Staatsanwältin berichtet über Amri

Berlin: (hib/wid) Eine Berliner Staatsanwältin hat dem 1. Untersuchungsausschuss („Breitscheidplatz“) über ein Verfahren berichtet, das sie gegen den späteren radikalislamischen Attentäter Anis Amri wegen Körperverletzung geführt hat. Ihr sei Amri damals allerdings unter dem Namen „Ahmad Zaghloul“ bekannt gewesen, sagte die Zeugin Kerstin Wendler in ihrer Vernehmung am Donnerstag. Sie habe an den Vorgang aus dem Herbst 2015 auch keine eigene Erinnerung mehr. Die heute 54-jährige Juristin ist seit 1992 in der Berliner Justizbehörde beschäftigt und seit vier Jahren mit Jugendstrafsachen befasst. Ihr Dezernat habe im Jahr rund 6.500 Fälle abzuarbeiten, sagte Wendler.
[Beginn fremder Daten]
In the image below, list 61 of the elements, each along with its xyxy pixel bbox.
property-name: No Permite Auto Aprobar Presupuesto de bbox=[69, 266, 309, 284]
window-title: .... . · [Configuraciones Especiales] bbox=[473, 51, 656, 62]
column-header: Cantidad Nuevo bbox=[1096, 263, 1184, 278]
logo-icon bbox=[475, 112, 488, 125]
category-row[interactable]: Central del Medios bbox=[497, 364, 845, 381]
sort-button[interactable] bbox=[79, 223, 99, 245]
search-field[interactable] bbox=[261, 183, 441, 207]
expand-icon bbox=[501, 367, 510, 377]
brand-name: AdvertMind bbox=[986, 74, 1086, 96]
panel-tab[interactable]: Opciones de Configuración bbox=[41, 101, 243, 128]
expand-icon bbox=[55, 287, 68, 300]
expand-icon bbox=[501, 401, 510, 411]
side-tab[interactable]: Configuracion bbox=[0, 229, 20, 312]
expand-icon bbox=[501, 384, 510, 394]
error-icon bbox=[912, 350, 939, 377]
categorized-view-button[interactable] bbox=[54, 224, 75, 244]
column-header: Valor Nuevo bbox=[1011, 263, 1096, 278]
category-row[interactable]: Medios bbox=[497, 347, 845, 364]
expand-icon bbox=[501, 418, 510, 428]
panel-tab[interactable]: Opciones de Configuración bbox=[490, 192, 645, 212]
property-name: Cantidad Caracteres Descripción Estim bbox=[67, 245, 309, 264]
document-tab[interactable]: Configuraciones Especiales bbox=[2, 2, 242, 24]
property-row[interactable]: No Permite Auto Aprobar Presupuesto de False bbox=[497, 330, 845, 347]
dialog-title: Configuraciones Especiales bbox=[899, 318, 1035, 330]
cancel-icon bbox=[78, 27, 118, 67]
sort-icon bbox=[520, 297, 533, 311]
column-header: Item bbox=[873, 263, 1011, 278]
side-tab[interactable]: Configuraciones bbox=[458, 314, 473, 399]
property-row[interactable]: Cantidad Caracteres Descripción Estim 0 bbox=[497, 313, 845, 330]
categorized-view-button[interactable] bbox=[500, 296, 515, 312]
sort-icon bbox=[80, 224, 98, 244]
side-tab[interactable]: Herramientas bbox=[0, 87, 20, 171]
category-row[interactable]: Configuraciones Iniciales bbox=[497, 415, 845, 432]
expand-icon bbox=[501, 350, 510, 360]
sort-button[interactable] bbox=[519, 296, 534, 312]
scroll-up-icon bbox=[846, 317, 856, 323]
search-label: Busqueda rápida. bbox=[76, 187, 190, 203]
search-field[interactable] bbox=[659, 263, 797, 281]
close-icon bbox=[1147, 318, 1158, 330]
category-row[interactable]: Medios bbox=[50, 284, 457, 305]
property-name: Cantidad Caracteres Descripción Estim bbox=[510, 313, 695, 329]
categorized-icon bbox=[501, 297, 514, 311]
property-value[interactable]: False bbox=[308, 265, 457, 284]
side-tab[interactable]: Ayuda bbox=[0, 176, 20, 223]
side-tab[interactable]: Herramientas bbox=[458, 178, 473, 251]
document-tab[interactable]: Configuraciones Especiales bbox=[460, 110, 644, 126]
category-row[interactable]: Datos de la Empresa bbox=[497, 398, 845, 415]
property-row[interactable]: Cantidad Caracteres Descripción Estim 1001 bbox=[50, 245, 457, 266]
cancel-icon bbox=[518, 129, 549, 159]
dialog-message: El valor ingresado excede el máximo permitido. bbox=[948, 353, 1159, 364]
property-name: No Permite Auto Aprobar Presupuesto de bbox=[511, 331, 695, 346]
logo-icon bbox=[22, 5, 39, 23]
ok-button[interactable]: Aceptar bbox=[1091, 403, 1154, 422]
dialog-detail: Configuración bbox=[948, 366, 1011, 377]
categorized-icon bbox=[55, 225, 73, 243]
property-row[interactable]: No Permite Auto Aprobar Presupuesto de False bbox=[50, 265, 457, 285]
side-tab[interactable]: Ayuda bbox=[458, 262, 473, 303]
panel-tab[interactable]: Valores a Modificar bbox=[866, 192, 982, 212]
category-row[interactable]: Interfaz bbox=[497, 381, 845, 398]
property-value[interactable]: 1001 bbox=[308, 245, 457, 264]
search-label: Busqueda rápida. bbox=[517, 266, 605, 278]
Am 6. Oktober 2015 gegen 11.30 Uhr sei der angebliche Zaghloul auf dem Gelände des Berliner Landesamts für Gesundheit und Soziales (Lageso) in einem Bereich angetroffen worden, den er aus Sicherheitsgründen nicht hätte betreten dürfen, zitierte Wendler aus den Akten. Der Wachmann M. E. sei „mit erhobener Hand auf Zaghloul zugelaufen“ und habe ihn aufgefordert, den Ort zu verlassen. Amri habe den Mann auf Arabisch beschimpft und ihm einen Schlag ins Gesicht versetzt, durch den Ertas eine „Rötung“ davongetragen habe. Die Polizei habe die Personalien der Beteiligten aufgenommen. Allerdings habe der Geschädigte keinen Wert darauf gelegt, Strafantrag zu stellen, obwohl er dazu aufgefordert worden sei, und er sei auch zu keiner Zeugenaussage bereit gewesen. Der Täter Amri alias „Zaghloul“ sei vom Ort des Geschehens verschwunden.

Da der angebliche Zaghloul bei seiner Registrierung im Lageso den 22. Dezember 1995 als Geburtsdatum genannt hatte, war davon auszugehen, dass er zum Tatzeitpunkt noch 19 Jahre alt, mithin minderjährig war. So landete der Fall auf dem Schreibtisch der Jugendstaatsanwältin Wendler. Diese stellte am 18. Dezember 2015 das Verfahren vorläufig ein, weil der Beschuldigte nicht aufzufinden war, und schrieb ihn zur Aufenthaltsermittlung durch das Berliner Landeskriminalamt aus. Am 12. Januar 2016 erhielt sie den Hinweis, der Gesuchte sei in einer Flüchtlingsunterkunft in der Berliner Wichertstraße anzutreffen, dem sie allerdings nicht nachgegangen sei.

Am 4. August 2016 teilte die Bundespolizei in Konstanz mit, der gesuchte Zaghloul sei identisch mit einem „Anis Amir“, der beim Versuch der Ausreise an der Schweizer Grenze aufgegriffen worden sei. Diese Information habe allerdings eine Kollegin in der Akte abgelegt; sie selbst habe sie erst nachträglich zu Gesicht bekommen, sagte Wendler.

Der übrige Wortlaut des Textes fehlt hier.